Am Morgen haben das israelische und US-amerikanische Militär einen illegalen Angriffskrieg gegen den Iran begonnen und gezielte Bombenangriffe geflogen. Der US-Präsident Trump hatte einen solchen Angriff über mehrere Wochen angekündigt und lässt nun seinen Worten Taten folgen. Er ruft die Iraner:innen auf, im Anschluss an die mehrtägigen Bombardierungen das islamisch-fundamentalistische Regime zu stürzen und eine eigene Regierung aufzubauen.
An Stelle des Ayatollahs wollen die Amerikaner im besten Fall den Sohn des früheren iranischen Monarchen, Reza Pahlavi, setzen. Als Arbeiter:innen können wir uns davon jedoch keine Verbesserungen erwarten: Der alte Schah – der eng mit dem US-Imperialismus zusammenarbeitete und das iranische Volk brutal unterdrückte – war 1979 von einer Volksbewegung gestürzt worden. Die Islamisten setzten sich damals an die Spitze des Aufstands und massakrierten anschließend die kommunistischen Kräfte.

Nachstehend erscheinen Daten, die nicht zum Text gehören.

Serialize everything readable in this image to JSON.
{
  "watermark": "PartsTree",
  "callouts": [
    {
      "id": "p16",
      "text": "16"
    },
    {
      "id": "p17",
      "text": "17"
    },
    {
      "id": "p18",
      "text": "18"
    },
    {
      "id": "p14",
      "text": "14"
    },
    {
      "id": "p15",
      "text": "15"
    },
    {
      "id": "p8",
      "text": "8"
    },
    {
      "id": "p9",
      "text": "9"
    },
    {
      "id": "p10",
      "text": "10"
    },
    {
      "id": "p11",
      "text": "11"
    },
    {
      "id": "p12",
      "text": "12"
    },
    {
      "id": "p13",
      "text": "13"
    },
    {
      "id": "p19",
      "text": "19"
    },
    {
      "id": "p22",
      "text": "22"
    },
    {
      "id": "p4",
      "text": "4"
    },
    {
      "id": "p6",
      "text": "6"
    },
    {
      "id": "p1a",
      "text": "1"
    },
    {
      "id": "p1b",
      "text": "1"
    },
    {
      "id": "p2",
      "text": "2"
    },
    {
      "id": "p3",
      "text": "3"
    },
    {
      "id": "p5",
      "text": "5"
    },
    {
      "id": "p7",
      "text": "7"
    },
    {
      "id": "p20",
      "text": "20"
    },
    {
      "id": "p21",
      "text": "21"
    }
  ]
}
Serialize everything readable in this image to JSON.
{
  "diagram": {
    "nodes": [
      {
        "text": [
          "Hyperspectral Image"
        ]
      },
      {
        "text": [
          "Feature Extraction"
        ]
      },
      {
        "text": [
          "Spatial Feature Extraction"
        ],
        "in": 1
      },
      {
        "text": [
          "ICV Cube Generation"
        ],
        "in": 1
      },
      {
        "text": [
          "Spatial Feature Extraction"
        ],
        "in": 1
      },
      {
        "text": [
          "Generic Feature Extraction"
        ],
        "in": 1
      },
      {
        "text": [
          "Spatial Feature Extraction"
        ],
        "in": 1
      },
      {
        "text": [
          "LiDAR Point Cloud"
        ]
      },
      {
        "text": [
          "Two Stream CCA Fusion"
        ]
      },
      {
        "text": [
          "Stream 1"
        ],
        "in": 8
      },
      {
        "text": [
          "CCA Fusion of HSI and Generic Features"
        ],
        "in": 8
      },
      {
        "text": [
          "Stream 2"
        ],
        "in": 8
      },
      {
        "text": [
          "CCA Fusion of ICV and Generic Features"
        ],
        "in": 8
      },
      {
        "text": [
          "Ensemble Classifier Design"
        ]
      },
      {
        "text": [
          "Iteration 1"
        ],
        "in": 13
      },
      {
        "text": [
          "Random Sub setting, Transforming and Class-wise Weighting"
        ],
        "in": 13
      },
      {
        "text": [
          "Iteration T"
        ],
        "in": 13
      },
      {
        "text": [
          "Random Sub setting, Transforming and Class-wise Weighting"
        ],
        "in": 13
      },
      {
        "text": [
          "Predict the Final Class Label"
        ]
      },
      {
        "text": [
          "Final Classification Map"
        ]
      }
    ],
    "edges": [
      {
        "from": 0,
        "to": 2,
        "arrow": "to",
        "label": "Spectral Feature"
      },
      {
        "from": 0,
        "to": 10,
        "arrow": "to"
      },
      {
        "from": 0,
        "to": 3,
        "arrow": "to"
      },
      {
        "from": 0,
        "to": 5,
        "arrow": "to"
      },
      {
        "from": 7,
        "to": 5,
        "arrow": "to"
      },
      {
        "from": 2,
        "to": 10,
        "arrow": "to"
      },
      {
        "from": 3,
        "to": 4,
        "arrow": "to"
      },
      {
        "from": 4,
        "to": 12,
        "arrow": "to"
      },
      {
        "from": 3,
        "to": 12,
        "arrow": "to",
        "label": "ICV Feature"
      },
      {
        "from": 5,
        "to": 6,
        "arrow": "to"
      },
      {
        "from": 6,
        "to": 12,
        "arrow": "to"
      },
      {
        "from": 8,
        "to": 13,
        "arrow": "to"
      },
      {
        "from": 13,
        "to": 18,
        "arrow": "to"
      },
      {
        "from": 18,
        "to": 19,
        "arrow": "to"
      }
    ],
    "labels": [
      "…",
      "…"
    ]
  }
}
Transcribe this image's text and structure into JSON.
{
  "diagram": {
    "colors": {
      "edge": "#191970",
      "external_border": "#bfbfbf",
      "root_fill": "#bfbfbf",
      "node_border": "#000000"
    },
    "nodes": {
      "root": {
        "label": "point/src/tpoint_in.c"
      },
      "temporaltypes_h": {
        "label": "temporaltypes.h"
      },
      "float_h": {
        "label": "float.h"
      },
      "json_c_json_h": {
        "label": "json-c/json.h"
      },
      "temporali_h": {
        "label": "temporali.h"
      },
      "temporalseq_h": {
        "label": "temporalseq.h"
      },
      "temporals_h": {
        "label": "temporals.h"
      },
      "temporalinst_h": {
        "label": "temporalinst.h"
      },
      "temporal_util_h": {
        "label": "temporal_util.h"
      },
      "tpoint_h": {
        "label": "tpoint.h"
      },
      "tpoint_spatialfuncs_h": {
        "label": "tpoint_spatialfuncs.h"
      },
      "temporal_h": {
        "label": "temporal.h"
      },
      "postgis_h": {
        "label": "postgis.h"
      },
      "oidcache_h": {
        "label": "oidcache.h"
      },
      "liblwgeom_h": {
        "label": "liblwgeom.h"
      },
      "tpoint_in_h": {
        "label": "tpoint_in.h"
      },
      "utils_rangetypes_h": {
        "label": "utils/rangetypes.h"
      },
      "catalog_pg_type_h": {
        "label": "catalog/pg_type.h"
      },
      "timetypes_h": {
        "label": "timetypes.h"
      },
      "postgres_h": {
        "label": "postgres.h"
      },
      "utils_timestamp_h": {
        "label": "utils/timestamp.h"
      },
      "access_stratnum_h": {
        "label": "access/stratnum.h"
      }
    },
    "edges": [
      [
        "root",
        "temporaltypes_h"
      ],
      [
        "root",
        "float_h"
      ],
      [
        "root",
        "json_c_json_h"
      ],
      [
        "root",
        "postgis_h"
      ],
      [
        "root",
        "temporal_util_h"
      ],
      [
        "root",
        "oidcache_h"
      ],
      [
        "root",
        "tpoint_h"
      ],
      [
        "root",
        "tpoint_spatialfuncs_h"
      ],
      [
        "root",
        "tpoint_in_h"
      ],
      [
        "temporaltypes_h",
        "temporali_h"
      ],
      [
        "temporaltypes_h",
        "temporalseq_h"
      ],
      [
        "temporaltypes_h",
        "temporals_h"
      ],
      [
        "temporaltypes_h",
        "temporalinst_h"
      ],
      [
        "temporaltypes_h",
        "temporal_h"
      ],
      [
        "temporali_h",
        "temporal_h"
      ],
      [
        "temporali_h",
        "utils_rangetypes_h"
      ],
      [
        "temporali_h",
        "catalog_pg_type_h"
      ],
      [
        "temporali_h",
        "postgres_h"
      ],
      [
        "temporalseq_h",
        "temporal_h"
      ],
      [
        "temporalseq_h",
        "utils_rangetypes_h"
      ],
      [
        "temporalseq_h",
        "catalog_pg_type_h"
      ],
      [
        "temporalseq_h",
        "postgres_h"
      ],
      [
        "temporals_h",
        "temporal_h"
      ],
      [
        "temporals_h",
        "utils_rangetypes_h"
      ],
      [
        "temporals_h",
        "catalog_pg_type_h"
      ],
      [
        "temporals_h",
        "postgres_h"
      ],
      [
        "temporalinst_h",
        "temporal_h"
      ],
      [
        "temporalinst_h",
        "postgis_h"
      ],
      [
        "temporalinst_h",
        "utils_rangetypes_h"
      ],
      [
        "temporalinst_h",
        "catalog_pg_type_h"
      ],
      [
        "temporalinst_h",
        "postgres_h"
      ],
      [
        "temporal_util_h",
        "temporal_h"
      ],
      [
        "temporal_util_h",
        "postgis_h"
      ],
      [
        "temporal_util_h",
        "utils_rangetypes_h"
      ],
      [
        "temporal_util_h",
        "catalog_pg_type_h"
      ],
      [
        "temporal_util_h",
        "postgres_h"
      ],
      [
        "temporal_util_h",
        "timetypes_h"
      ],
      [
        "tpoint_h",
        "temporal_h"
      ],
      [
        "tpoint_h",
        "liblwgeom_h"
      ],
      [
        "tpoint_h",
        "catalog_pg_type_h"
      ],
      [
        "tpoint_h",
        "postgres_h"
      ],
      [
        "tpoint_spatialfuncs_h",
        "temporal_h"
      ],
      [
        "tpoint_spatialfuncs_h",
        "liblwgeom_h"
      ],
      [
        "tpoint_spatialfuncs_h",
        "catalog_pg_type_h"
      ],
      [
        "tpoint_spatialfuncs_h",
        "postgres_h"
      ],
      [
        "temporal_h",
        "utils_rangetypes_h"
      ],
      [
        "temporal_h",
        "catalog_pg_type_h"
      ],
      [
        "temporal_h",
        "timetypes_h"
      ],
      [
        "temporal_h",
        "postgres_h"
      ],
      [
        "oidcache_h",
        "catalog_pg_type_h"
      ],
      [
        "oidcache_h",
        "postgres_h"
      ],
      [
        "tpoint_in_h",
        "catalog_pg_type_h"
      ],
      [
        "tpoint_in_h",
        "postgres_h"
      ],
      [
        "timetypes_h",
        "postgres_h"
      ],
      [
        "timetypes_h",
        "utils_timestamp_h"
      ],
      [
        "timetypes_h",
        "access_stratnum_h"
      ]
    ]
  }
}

Der US-Imperialismus, die Mullahs, der Schah – sie alle haben in der Vergangenheit gezeigt, dass sie Todfeinde jeglicher realer fortschrittlicher Bewegung sind. Aus diesem Grunde stellen wir uns klar gegen den Angriff der USA und müssen zugleich die Solidarität mit den fortschrittlichen Kräften im Iran stärken. Zuletzt hatte sich dort unter anderem eine Allianz linker und sozialdemokratischer kurdischer Kräfte gebildet. Auch stehen die Gewerkschaften immer wieder unter stärkerem linken Einfluss und dieser ist auch in der Frauenbewegung sichtbar. Diesen Kräften gilt unsere Solidarität!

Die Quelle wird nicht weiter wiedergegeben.